Am Montagnachmittag sind bei der Polizeiinspektion Baumholder mehrere Meldungen über Anrufe von falschen Polizeibeamten eingegangen. In allen bekannten Fällen erkannten die Angerufenen die Betrugsmasche rechtzeitig, sodass kein Schaden entstand.

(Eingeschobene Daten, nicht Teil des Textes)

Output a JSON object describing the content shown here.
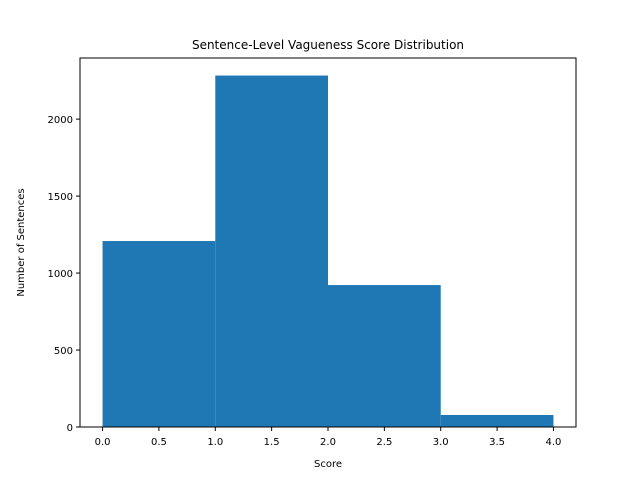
{
  "chart_data": {
    "type": "bar",
    "title": "Sentence-Level Vagueness Score Distribution",
    "xlabel": "Score",
    "ylabel": "Number of Sentences",
    "bins": [
      {
        "x0": 0.0,
        "x1": 1.0,
        "value": 1208
      },
      {
        "x0": 1.0,
        "x1": 2.0,
        "value": 2283
      },
      {
        "x0": 2.0,
        "x1": 3.0,
        "value": 922
      },
      {
        "x0": 3.0,
        "x1": 4.0,
        "value": 78
      }
    ],
    "xlim": [
      -0.2,
      4.2
    ],
    "ylim": [
      0,
      2397
    ],
    "xticks": [
      "0.0",
      "0.5",
      "1.0",
      "1.5",
      "2.0",
      "2.5",
      "3.0",
      "3.5",
      "4.0"
    ],
    "yticks": [
      "0",
      "500",
      "1000",
      "1500",
      "2000"
    ],
    "bar_color": "#1f77b4",
    "grid": false,
    "legend": "none"
  }
}
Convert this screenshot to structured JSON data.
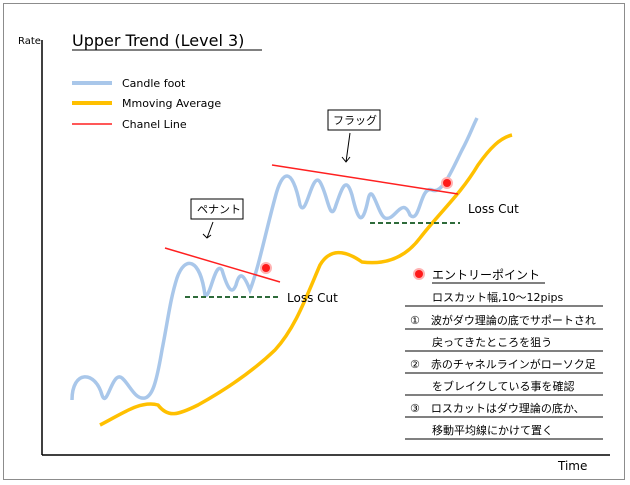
{
  "title": "Upper Trend (Level 3)",
  "axes": {
    "y_label": "Rate",
    "x_label": "Time"
  },
  "legend": [
    {
      "label": "Candle foot",
      "color": "#a9c7ea"
    },
    {
      "label": "Mmoving Average",
      "color": "#ffc000"
    },
    {
      "label": "Chanel Line",
      "color": "#ff2020"
    }
  ],
  "callouts": {
    "pennant": "ペナント",
    "flag": "フラッグ"
  },
  "loss_cut_labels": [
    "Loss Cut",
    "Loss Cut"
  ],
  "entry_legend": "エントリーポイント",
  "notes": [
    "ロスカット幅,10～12pips",
    "①　波がダウ理論の底でサポートされ",
    "戻ってきたところを狙う",
    "②　赤のチャネルラインがローソク足",
    "をブレイクしている事を確認",
    "③　ロスカットはダウ理論の底か、",
    "移動平均線にかけて置く"
  ],
  "colors": {
    "candle": "#a9c7ea",
    "moving_average": "#ffc000",
    "channel": "#ff2020",
    "entry": "#ff1a1a",
    "loss_cut": "#2e6b3a"
  }
}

Mehrere Betrugsanrufe durch falsche Polizisten
Von den Anrufen waren insbesondere Senioren betroffen. Die Täter versuchten, ihre Opfer mit erfundenen Geschichten unter Druck zu setzen, um an Bargeld, Schmuck oder andere Wertgegenstände zu gelangen.
Täter setzen auf bekannte Betrugsmasche
Nach Angaben der Polizei gaben sich die Anrufer als Polizeibeamte aus und behaupteten, einen Straftäter festgenommen zu haben. Bei diesem sei ein Zettel mit der Anschrift der angerufenen Person gefunden worden. Deshalb müssten Bargeld und Wertsachen angeblich zur sicheren Verwahrung an die Polizei übergeben werden.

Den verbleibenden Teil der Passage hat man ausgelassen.